Fearing for his future, like many other opponents of the “special military operation” in Ukraine, Fomintsev decided to leave the country.

But as other opposition-minded Russians headed for Turkey, Georgia and Armenia, Fomintsev, on the advice of an old patient, began gathering documents proving his Jewish ancestry and made an appointment at the Israeli consulate.

"I am of Jewish origin and the only option for me to emigrate was to Israel," Fomintsev said in an interview at his new home in Tel Aviv.

“By and large in other countries, it is impossible to legalise yourself, it is also impossible to open bank accounts there or do business. Israel was the only option I had and I took advantage of the repatriation programme.”

Fomintsev was part of a renewed wave of Jewish emigration from Russia that, though not as large as earlier pre-revolutionary and post-Soviet exoduses, has seen tens of thousands of Russians make for the Jewish state.

According to Israeli government figures, 20,246 Russians emigrated to Israel between January and July 2022, with numbers spiking from around 700 per month in February to over 3,000 in March. By contrast, in the whole of 2019 only 15,930 Russians emigrated to Israel.

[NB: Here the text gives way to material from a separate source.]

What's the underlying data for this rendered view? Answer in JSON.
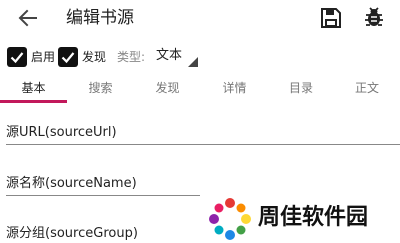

Most of the emigrants from Russia are Jews, but some may only have close relatives who are Jewish. Under Israel's Law of Return, a person needs at least one Jewish grandparent to be entitled to immediate citizenship. Around 600,000 Russians qualify.

The scale of the emigration seems to have taken the Russian authorities by surprise, and may have prompted retaliation by the Kremlin.

Court Case

In July, the Russian Justice Ministry requested the liquidation of the Moscow branch of the Jewish Agency for Israel, a non-profit organisation that helps foreign Jews looking to move to Israel. The first court hearing is scheduled for Friday at Moscow’s Basmanny District Court, which often handles politically sensitive cases.

The agency says its activities serving Jewish communities in Russia will continue in order to ensure they thrive and remain connected to their heritage.

Though the cases against the Jewish Agency formally relate to violations of Russian data protection laws, Israeli Diaspora Affairs Minister Nachman Shai in July accused Russia of trying to punish Israel for its position on Ukraine.

"Russian Jews will not be held hostage by the war in Ukraine. The attempt to punish the Jewish Agency for Israel's stance on the war is deplorable and offensive," Shai said.

Though Israel has not provided Ukraine with military support, it has offered Kyiv humanitarian aid and diplomatic backing.

With the Jewish Agency facing closure, Russian emigration to Israel is likely to become more expensive in the absence of the generous financial support it provides to would-be Israelis.

In Fomintsev's case, the Jewish Agency paid for plane tickets for him, his wife and three children.